Chanyeol sejujurnya tidak punya niat untuk kembali ke sini sejak pembicaraan terakhir mereka. Ia tidak ingin mendengar lebih banyak omong kosong tentang kemampuan Danbi melihat masa depan. Tapi karena beberapa alasan, Chanyeol tidak bisa menahan diri. Ketika ia sadar, ia sudah berada di rumah sakit jiwa ini sekali lagi.

"Sejak kapan ini dimulai?" tanya Chanyeol. "Penglihatan masa depanmu."

"Kurasa umurku dua belas tahun waktu itu?" Danbi mendongakkan kepalanya sedikit sambil mengingat-ingat. "Aku melihat kejadian yang akan terjadi dalam beberapa detik ke depan. Aku sedang bermain petak umpet dengan teman sebayaku di rumahnya. Itu giliranku yang mencari. Dia berlari keluar dari tempat persembunyiannya saat aku menemukannya dan lari supaya aku tidak menangkapnya. Pada saat itu kami bertatapan dan aku melihatnya jatuh tergelincir dari puncak tangga. Penglihatan itu muncul hanya sepersekian detik sebelum terjadi. Aku berusaha meraihnya dan berteriak, 'STOP!'"

Danbi benar-benar berteriak dengan kedua tangannya terangkat di udara, memeragakan dirinya di usia dua belas tahun yang ketakutan ketika melihat teman masa kecilnya jatuh menyongsong ajal. Teriakannya yang tiba-tiba membuat beberapa orang menoleh curiga. Chanyeol cepat-cepat membungkuk meminta maaf. Tapi, Danbi bahkan tidak menyadarinya. Ia terus mengoceh.

"Tapi itu sudah telanjur terjadi. Dia jatuh dari tangga dan lehernya patah. Dia mati seketika. Aku memberitahu pada orang-orang dewasa tentang apa yang kulihat, tapi tidak ada yang percaya padaku saat itu."

Dan tidak ada yang percaya padanya sekarang, Chanyeol berpikir.

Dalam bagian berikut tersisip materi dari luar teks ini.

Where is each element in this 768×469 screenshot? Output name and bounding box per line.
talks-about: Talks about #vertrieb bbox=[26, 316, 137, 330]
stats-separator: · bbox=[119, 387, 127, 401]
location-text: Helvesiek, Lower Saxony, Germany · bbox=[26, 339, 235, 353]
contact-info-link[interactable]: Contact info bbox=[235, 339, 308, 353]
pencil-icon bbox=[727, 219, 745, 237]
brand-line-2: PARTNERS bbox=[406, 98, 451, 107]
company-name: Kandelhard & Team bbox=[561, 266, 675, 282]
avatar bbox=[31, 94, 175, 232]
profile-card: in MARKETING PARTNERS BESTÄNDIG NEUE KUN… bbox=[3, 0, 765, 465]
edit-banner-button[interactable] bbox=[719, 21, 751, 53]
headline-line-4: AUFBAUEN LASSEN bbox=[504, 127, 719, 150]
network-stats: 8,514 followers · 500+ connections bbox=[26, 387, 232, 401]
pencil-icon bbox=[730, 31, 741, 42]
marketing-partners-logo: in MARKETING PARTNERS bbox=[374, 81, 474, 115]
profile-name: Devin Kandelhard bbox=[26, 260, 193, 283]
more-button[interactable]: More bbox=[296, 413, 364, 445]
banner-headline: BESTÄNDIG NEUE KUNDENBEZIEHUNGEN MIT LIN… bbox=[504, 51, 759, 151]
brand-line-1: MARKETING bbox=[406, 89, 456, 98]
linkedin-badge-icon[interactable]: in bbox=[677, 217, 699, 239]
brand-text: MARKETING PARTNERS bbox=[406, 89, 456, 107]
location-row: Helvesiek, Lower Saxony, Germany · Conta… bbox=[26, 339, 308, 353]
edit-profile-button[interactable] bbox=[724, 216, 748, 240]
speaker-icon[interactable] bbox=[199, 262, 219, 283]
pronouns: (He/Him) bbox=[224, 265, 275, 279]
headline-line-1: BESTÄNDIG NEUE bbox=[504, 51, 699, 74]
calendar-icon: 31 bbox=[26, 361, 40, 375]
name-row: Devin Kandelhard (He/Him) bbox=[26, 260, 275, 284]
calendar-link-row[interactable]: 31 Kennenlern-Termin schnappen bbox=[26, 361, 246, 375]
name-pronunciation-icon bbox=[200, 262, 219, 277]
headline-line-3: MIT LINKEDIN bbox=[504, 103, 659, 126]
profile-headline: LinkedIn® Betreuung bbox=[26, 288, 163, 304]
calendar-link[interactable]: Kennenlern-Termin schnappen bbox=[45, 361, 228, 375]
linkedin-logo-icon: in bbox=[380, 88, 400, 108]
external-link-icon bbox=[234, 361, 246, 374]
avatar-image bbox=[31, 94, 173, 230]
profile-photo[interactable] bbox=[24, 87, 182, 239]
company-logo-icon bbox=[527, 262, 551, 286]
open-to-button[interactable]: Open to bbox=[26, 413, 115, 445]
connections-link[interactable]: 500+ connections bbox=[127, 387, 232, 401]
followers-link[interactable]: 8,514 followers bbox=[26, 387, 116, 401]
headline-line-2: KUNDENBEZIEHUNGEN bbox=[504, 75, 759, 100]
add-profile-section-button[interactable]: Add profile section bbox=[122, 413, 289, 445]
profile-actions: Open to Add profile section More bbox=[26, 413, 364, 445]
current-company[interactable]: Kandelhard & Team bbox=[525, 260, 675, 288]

"Kau tahu apa yang lucu?" Tanpa benar-benar menunggu jawaban, Danbi melanjutan dengan sendirinya, "Orangtua temanku berpikir aku yang mendorongnya, dan aku mengarang-ngarang cerita karena takut dan tidak mau mengaku. Tentu saja aku tidak mendorongnya. Untuk apa aku mendorongnya?"

Danbi menoleh pada Chanyeol, tatapannya seolah menunggu Chanyeol ikut menyangkal bersamanya, tapi Chanyeol tidak mengatakan apa-apa, dan Danbi tidak menunggu terlalu lama.

"Mereka bilang aku gila. Aku berbahaya. Mereka memang tidak bisa membuktikan bahwa aku benar-benar bersalah, tapi aku juga tidak bisa membuktikan bahwa aku mengatakan yang sebenarnya. Mereka tidak bisa memenjarakanku, dan aku tidak bisa membela diri. Jadi, mereka mengirimku ke sini."

Danbi meluruskan kepala. Angin malam meniup ujung-ujung rambut hitamnya yang tidak rata. Chanyeol bertanya-tanya apakah gadis itu memotongnya sendiri, atau salah satu dari para perawat itu membantunya.

"Jangan-jangan mereka benar," Danbi berkata pada kekosongandi udara. "Jangan-jangan aku memang mendorongnya."